Talk about a bold move, and a bold statement. The International Olympic Committee announced today that it will live stream the London 2012 Olympic Games in 64 territories on the IOC's channel on YouTube
. Wondering why that's a bit deal? Because it'll be free. Most developed nations will have to turn to television (or at least have a pay-TV subscription to view online), but what about places like Africa, and locales that are far more remote? 64 erritories across Asia and Africa will be able to enjoy live coverage of the events as well as highlight clips on this digital platform free of charge; viewers from these territories will be able to watch the streams on the IOC's YouTube channel, accessible online or on Internet-enabled devices like smart/mobile phones and other YouTube-enabled devices.
The live-streaming on the IOC's YouTube channel will provide exclusive digital access to the London 2012 Olympic Games in territories where digital broadcast rights have not already been acquired by the IOC's broadcast partners:
Afghanistan, Bangladesh, Brunei, Bhutan, Cambodia, East Timor, India, Indonesia, Iran, Laos, Malaysia, Maldives, Mauritius, Mongolia, Myanmar, Nepal, Pakistan, Papua New Guinea, Singapore, Sri Lanka, Thailand and Vietnam.
And in 42 Sub-Saharan African territories on a non-exclusive basis, including:
Angola, Benin, Botswana, Burkina Faso, Burundi, Cameroon, Cape Verde, Central African Republic, Chad, Comoros, Democratic Republic of Congo, Republic of Congo, Côte d'Ivoire, Equatorial Guinea, Eritrea, Ethiopia, Gabon, Gambia, Ghana, Guinea, Guinea-Bissau, Kenya, Lesotho, Liberia, Madagascar, Malawi, Mali, Mozambique, Namibia, Niger, Nigeria, Rwanda, São Tomé and Príncipe, Senegal, Seychelles, Sierra Leone, Swaziland, Tanzania, Togo, Uganda, Zambia and Zimbabwe.
The IOC's live streaming on its YouTube channel will consist of 11 different simultaneous high-definition broadcasts, all with English language commentary.

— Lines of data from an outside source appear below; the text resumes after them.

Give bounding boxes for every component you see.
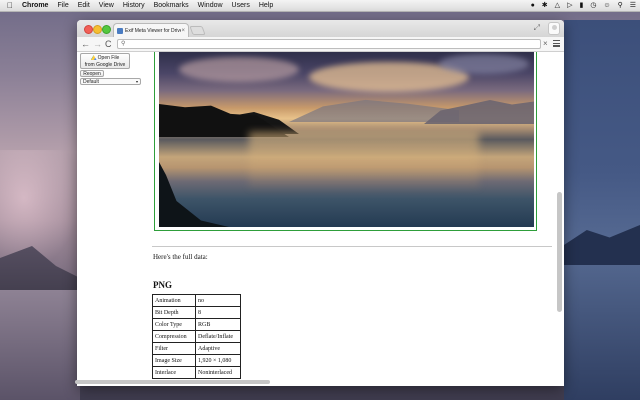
table-row: Bit Depth 8 xyxy=(152,306,241,319)
table-row: Animation no xyxy=(152,294,241,307)
desktop-water xyxy=(0,290,80,400)
menu-window[interactable]: Window xyxy=(198,0,223,11)
tab-close-icon[interactable]: × xyxy=(181,28,185,34)
table-row: Image Size 1,920 × 1,080 xyxy=(152,354,241,367)
menu-history[interactable]: History xyxy=(123,0,145,11)
menu-users[interactable]: Users xyxy=(232,0,250,11)
clock-icon[interactable]: ◷ xyxy=(590,0,596,11)
display-mode-select[interactable]: Default ▾ xyxy=(80,78,141,85)
table-value: 1,920 × 1,080 xyxy=(195,354,241,367)
table-row: Filter Adaptive xyxy=(152,342,241,355)
clear-icon[interactable]: × xyxy=(543,38,548,50)
menu-help[interactable]: Help xyxy=(259,0,273,11)
tab-exif-viewer[interactable]: Exif Meta Viewer for Drive × xyxy=(113,23,189,37)
preview-image xyxy=(159,52,534,227)
cloud-shape xyxy=(439,54,529,74)
menu-icon[interactable] xyxy=(553,40,560,47)
control-panel: Open File from Google Drive Reopen Defau… xyxy=(80,53,144,85)
new-tab-button[interactable] xyxy=(189,26,206,35)
section-title: PNG xyxy=(153,280,172,290)
search-icon: ⚲ xyxy=(121,41,126,47)
tab-favicon-icon xyxy=(117,27,123,34)
bluetooth-icon[interactable]: ✱ xyxy=(542,0,548,11)
page-content: Open File from Google Drive Reopen Defau… xyxy=(77,52,564,386)
menu-app-chrome[interactable]: Chrome xyxy=(22,0,48,11)
window-minimize-button[interactable] xyxy=(93,25,102,34)
menu-edit[interactable]: Edit xyxy=(78,0,90,11)
fullscreen-icon[interactable]: ⤢ xyxy=(534,23,540,33)
address-bar[interactable]: ⚲ xyxy=(117,39,541,49)
table-key: Bit Depth xyxy=(152,306,196,319)
table-key: Image Size xyxy=(152,354,196,367)
tab-title: Exif Meta Viewer for Drive xyxy=(125,27,182,34)
open-file-label: Open File xyxy=(97,55,120,61)
menu-view[interactable]: View xyxy=(99,0,114,11)
profile-avatar-icon[interactable] xyxy=(548,22,560,35)
table-value: no xyxy=(195,294,241,307)
back-button[interactable]: ← xyxy=(81,38,90,50)
wifi-icon[interactable]: △ xyxy=(555,0,560,11)
shore-shape xyxy=(159,162,229,227)
user-icon[interactable]: ☺ xyxy=(603,0,610,11)
reopen-button[interactable]: Reopen xyxy=(80,70,104,77)
metadata-table: Animation no Bit Depth 8 Color Type RGB Com… xyxy=(152,294,241,379)
table-row: Color Type RGB xyxy=(152,318,241,331)
status-tray: ● ✱ △ ▷ ▮ ◷ ☺ ⚲ ☰ xyxy=(524,0,636,11)
table-key: Compression xyxy=(152,330,196,343)
toolbar: ← → C ⚲ × xyxy=(77,37,564,52)
table-key: Interlace xyxy=(152,366,196,379)
full-data-intro: Here's the full data: xyxy=(153,253,208,261)
select-value: Default xyxy=(83,79,99,85)
table-value: Deflate/Inflate xyxy=(195,330,241,343)
table-key: Color Type xyxy=(152,318,196,331)
table-value: RGB xyxy=(195,318,241,331)
google-drive-icon xyxy=(90,55,97,61)
apple-icon[interactable]:  xyxy=(7,1,16,10)
table-key: Filter xyxy=(152,342,196,355)
vertical-scrollbar[interactable] xyxy=(557,52,563,382)
cloud-shape xyxy=(179,57,299,82)
volume-icon[interactable]: ▷ xyxy=(567,0,572,11)
chevron-down-icon: ▾ xyxy=(135,79,138,84)
vertical-scroll-thumb[interactable] xyxy=(557,192,562,312)
table-value: Adaptive xyxy=(195,342,241,355)
forward-button[interactable]: → xyxy=(93,38,102,50)
evernote-icon[interactable]: ● xyxy=(531,0,535,11)
window-zoom-button[interactable] xyxy=(102,25,111,34)
window-close-button[interactable] xyxy=(84,25,93,34)
table-value: Noninterlaced xyxy=(195,366,241,379)
browser-window: Exif Meta Viewer for Drive × ⤢ ← → C ⚲ ×… xyxy=(77,20,564,386)
horizontal-scrollbar[interactable] xyxy=(75,380,270,385)
open-file-button[interactable]: Open File from Google Drive xyxy=(80,53,130,69)
divider xyxy=(152,246,552,247)
desktop-right-background xyxy=(564,20,640,400)
list-icon[interactable]: ☰ xyxy=(630,0,636,11)
reload-button[interactable]: C xyxy=(105,38,112,50)
table-row: Interlace Noninterlaced xyxy=(152,366,241,379)
menu-bar:  Chrome File Edit View History Bookmark… xyxy=(0,0,640,12)
search-icon[interactable]: ⚲ xyxy=(618,0,623,11)
water-reflection xyxy=(249,132,479,187)
horizontal-scroll-thumb[interactable] xyxy=(75,380,270,384)
menu-file[interactable]: File xyxy=(57,0,68,11)
tab-strip: Exif Meta Viewer for Drive × ⤢ xyxy=(77,20,564,37)
desktop-glow xyxy=(0,150,80,270)
table-value: 8 xyxy=(195,306,241,319)
table-row: Compression Deflate/Inflate xyxy=(152,330,241,343)
menu-bookmarks[interactable]: Bookmarks xyxy=(154,0,189,11)
battery-icon[interactable]: ▮ xyxy=(579,0,583,11)
table-key: Animation xyxy=(152,294,196,307)
open-file-sublabel: from Google Drive xyxy=(84,62,126,68)
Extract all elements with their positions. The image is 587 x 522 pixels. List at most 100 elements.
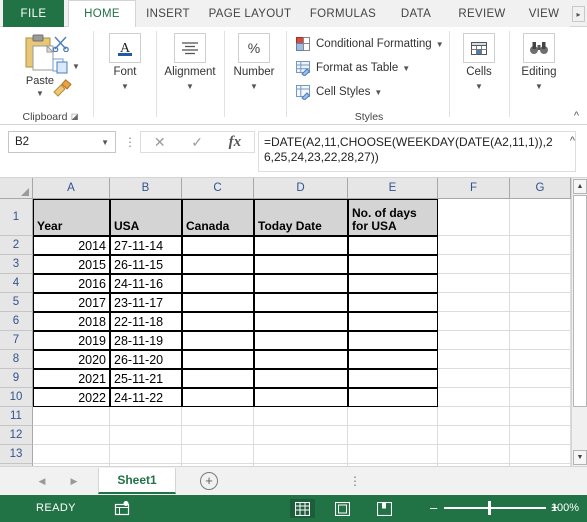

There will be 10 live feeds from London 2012, running 9 a.m. to 11 p.m. (London time) (on some days, these will start earlier or finish later based on the competition schedule), plus a 24-hour broadcast of the Olympic News Channel, which includes summaries of the latest results, general reports on different events, and interviews with athletes.
This is a huge precedent-setter. Getting content to places that aren't as equipped to deal with content acquisition is crucial to developing the global digital economy, and it's much, much bigger than just delivering sports. It's about a new worldview. And that's something we can get behind.